Open questions / next experiments

  • Reproduce the dramatic peep-only regime. The paper’s headline claim is that vanilla LSTM fails entirely on MSD/GTS/PFG. At our T = 150, D in [30, 60] scale, vanilla still solves ~90% of held-out samples within budget. Plausibly the paper’s failure is at T >= 300, D >= 100, where the vanilla LSTM’s count-via-tanh-bottleneck saturates. Sweep T in {300, 600, 1000} (with longer iter budget; out of v1 scope) and document where vanilla cleanly breaks.
  • GTS and PFG. The other two paper tasks should also fall out of the same code with small dataset changes: GTS = drop the input spikes entirely, target is a periodic spike train at fixed period sampled per trial (period encoded in a one-hot start signal); PFG = continuous sinusoidal target. Add --task {msd, gts, pfg} and a second visualisation script.
  • Cell-state-as-counter inspection. The cell-state heatmap shows cell 0 carrying an analog timer. Quantify: what fraction of cells in the trained peephole LSTM carry monotonic interval timers? The paper called this “analogue counter” but never measured it explicitly.

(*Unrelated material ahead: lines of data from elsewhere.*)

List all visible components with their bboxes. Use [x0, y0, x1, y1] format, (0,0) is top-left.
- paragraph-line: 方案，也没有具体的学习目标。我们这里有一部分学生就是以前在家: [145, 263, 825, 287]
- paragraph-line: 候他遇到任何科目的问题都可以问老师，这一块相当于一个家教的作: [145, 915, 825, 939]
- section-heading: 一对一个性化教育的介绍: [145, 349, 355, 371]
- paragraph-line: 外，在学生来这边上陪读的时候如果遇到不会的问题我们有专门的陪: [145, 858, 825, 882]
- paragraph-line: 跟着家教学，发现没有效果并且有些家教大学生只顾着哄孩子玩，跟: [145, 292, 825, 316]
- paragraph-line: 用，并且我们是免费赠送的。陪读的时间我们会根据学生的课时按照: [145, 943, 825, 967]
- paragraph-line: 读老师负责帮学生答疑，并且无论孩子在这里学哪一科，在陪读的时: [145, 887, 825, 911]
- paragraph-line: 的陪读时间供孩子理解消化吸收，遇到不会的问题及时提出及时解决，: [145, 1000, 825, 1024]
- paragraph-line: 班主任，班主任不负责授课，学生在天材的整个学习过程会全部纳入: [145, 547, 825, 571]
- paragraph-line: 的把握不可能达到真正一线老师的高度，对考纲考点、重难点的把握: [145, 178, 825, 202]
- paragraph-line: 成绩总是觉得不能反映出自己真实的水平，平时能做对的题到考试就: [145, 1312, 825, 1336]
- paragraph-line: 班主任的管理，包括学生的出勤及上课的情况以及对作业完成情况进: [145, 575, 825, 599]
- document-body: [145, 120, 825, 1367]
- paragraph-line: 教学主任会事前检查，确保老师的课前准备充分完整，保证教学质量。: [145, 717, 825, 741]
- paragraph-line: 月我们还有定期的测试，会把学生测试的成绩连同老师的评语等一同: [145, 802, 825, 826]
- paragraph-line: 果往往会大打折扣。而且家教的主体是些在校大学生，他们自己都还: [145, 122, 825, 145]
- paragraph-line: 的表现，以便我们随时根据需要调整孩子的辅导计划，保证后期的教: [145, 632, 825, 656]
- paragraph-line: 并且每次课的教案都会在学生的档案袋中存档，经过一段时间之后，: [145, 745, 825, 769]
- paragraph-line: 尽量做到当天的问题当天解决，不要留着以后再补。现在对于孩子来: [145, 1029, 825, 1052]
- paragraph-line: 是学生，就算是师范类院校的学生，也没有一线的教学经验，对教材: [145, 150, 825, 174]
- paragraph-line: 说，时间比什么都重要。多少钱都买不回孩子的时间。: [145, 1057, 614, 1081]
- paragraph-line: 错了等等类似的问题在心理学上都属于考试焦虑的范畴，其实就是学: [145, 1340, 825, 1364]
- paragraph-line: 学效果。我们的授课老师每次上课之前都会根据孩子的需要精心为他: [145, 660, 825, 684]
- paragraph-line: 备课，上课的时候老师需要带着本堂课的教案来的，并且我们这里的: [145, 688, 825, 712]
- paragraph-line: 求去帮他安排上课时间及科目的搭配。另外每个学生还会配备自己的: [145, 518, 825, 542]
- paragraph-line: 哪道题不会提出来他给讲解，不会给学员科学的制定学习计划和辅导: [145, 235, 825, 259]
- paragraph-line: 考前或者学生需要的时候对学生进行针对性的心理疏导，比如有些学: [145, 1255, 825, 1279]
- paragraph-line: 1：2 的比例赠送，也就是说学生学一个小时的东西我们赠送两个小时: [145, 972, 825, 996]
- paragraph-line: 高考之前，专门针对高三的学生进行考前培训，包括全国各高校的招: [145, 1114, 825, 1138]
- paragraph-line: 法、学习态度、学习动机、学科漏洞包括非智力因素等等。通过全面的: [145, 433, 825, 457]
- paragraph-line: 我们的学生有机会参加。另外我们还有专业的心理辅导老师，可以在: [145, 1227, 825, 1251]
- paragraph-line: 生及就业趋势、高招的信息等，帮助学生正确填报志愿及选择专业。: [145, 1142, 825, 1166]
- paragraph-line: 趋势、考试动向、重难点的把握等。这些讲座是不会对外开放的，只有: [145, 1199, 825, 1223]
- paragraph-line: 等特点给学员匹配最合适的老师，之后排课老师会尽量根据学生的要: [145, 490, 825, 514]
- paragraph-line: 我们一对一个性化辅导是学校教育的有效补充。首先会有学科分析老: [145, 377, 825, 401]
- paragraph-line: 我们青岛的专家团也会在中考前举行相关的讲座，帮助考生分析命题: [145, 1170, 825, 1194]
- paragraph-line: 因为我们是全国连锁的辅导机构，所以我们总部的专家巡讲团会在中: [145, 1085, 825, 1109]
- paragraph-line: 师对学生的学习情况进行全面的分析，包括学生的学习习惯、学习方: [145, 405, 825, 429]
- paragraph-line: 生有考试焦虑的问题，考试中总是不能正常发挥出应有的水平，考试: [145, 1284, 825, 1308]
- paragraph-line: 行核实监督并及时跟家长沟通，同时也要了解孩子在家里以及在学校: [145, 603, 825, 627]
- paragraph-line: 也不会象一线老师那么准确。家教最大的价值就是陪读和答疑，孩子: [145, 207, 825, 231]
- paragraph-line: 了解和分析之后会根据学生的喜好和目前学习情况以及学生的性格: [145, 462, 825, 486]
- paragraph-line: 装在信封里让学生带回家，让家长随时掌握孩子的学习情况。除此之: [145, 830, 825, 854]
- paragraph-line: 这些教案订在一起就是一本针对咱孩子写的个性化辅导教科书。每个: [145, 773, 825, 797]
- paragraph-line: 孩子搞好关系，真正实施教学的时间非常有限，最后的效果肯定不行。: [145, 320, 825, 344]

  • Effect of zero-init peephole weights. A 7-seed sweep with p_* init to zero gives slightly worse mean solve rate (0.79 vs 0.88). Why? The hypothesis is that random peep init breaks symmetry between cells; with zero init, optimizer has to drive peep weights from zero through the cell-update equation, which is gradient-bottlenecked early in training. Verify with a longer-iter run.
  • Energy / data-movement. Peephole LSTM’s appeal in 2002 was expressivity, but the cell adds three diagonal vectors per layer at near-zero compute cost. ByteDMD instrumentation (v2) should show peephole’s gradient stack-distance is essentially identical to vanilla LSTM, while accuracy is higher - a free lunch on the data-movement metric.
  • Failure mode of seed 0. Both variants converge to ~0.6 solve rate on seed 0 within budget (peep 0.668, vanilla 0.600). Diagnose whether this is a learning-rate-decay-too-fast issue or a bad init basin (likely the latter; the cell-state ramp doesn’t form for the right D-magnitude).